O socialista classificou a situação como “extremamente vergonhosa” para o Parlamento. Ele afirmou que Eduardo estaria transformando o mandato, concedido pelos eleitores brasileiros, em instrumento de defesa de interesses estrangeiros. “No Congresso não existe o cargo de líder do governo Trump, nem de líder do governo dos Estados Unidos. E, pela atuação dele, parece que esse seria o único posto coerente”, ironizou.

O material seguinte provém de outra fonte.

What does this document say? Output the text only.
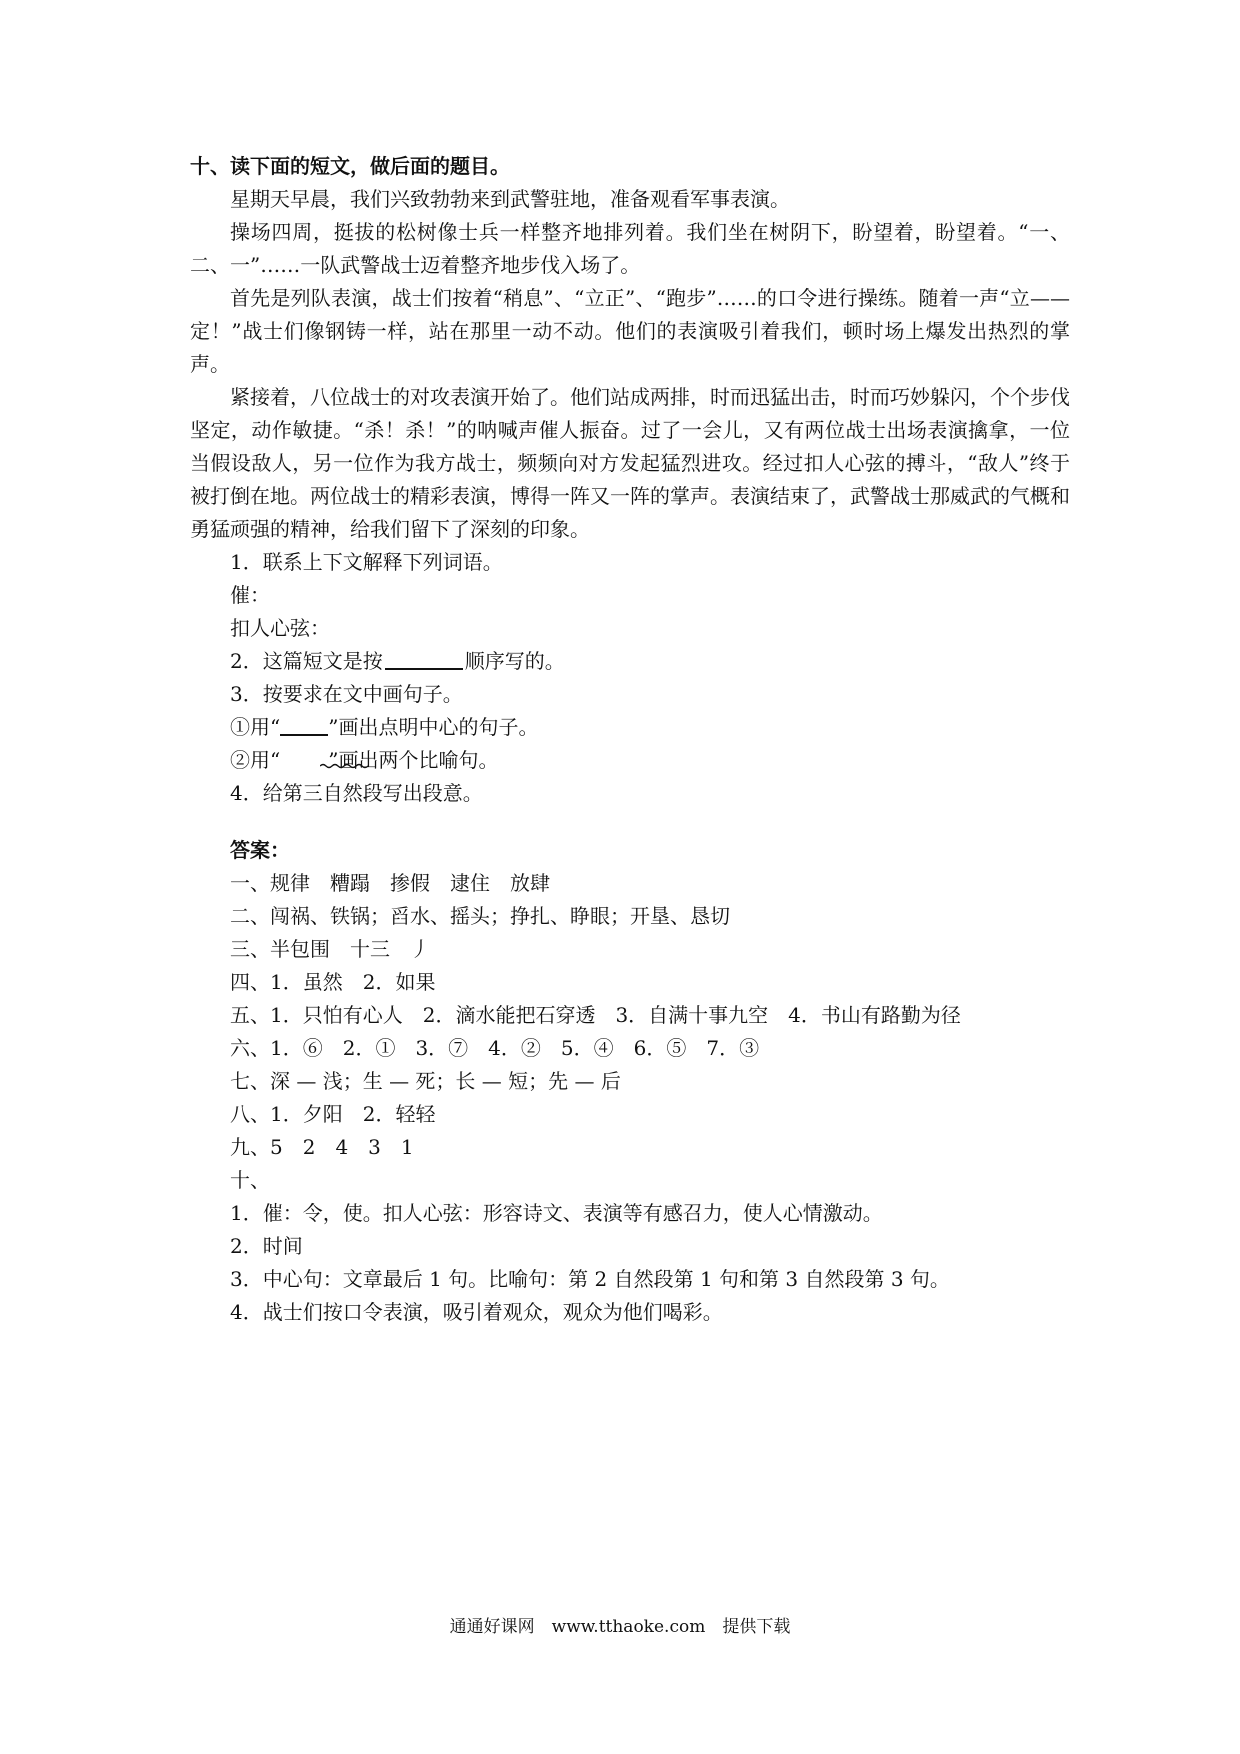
十、读下面的短文，做后面的题目。
星期天早晨，我们兴致勃勃来到武警驻地，准备观看军事表演。
操场四周，挺拔的松树像士兵一样整齐地排列着。我们坐在树阴下，盼望着，盼望着。“一、二、一”……一队武警战士迈着整齐地步伐入场了。
首先是列队表演，战士们按着“稍息”、“立正”、“跑步”……的口令进行操练。随着一声“立——定！”战士们像钢铸一样，站在那里一动不动。他们的表演吸引着我们，顿时场上爆发出热烈的掌声。
紧接着，八位战士的对攻表演开始了。他们站成两排，时而迅猛出击，时而巧妙躲闪，个个步伐坚定，动作敏捷。“杀！杀！”的呐喊声催人振奋。过了一会儿，又有两位战士出场表演擒拿，一位当假设敌人，另一位作为我方战士，频频向对方发起猛烈进攻。经过扣人心弦的搏斗，“敌人”终于被打倒在地。两位战士的精彩表演，博得一阵又一阵的掌声。表演结束了，武警战士那威武的气概和勇猛顽强的精神，给我们留下了深刻的印象。
1．联系上下文解释下列词语。
催：
扣人心弦：
2．这篇短文是按	顺序写的。
3．按要求在文中画句子。
①用“ ”画出点明中心的句子。
②用“ ”画出两个比喻句。
4．给第三自然段写出段意。
答案：
一、规律　糟蹋　掺假　逮住　放肆
二、闯祸、铁锅；舀水、摇头；挣扎、睁眼；开垦、恳切
三、半包围　十三　丿
四、1．虽然　2．如果
五、1．只怕有心人　2．滴水能把石穿透　3．自满十事九空　4．书山有路勤为径
六、1．⑥　2．①　3．⑦　4．②　5．④　6．⑤　7．③
七、深 — 浅；生 — 死；长 — 短；先 — 后
八、1．夕阳　2．轻轻
九、5　2　4　3　1
十、
1．催：令，使。扣人心弦：形容诗文、表演等有感召力，使人心情激动。
2．时间
3．中心句：文章最后 1 句。比喻句：第 2 自然段第 1 句和第 3 自然段第 3 句。
4．战士们按口令表演，吸引着观众，观众为他们喝彩。
通通好课网　www.tthaoke.com　提供下载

Pedro Campos acrescentou ainda que essa movimentação é um desrespeito à soberania nacional e fere o compromisso que um deputado deve ter com os cidadãos do país. “O nosso papel é defender os interesses do povo brasileiro. O que vemos, infelizmente, é um parlamentar que está mais preocupado em representar outros países do que cumprir seu mandato aqui”, destacou.Nos corredores da Câmara, a leitura é de que a permanência de Eduardo fora do Brasil também pode ser uma estratégia para evitar o registro de faltas em sessões importantes do plenário. Isso porque, como líder da minoria, ele teria certas prerrogativas que poderiam blindá-lo de penalizações.
O caso segue repercutindo e promete gerar novos debates sobre a real função de um líder partidário e a responsabilidade de quem ocupa esse espaço. Para Pedro Campos e parte da oposição, a nomeação de Eduardo Bolsonaro abre um precedente perigoso e fragiliza a imagem do Legislativo diante da sociedade.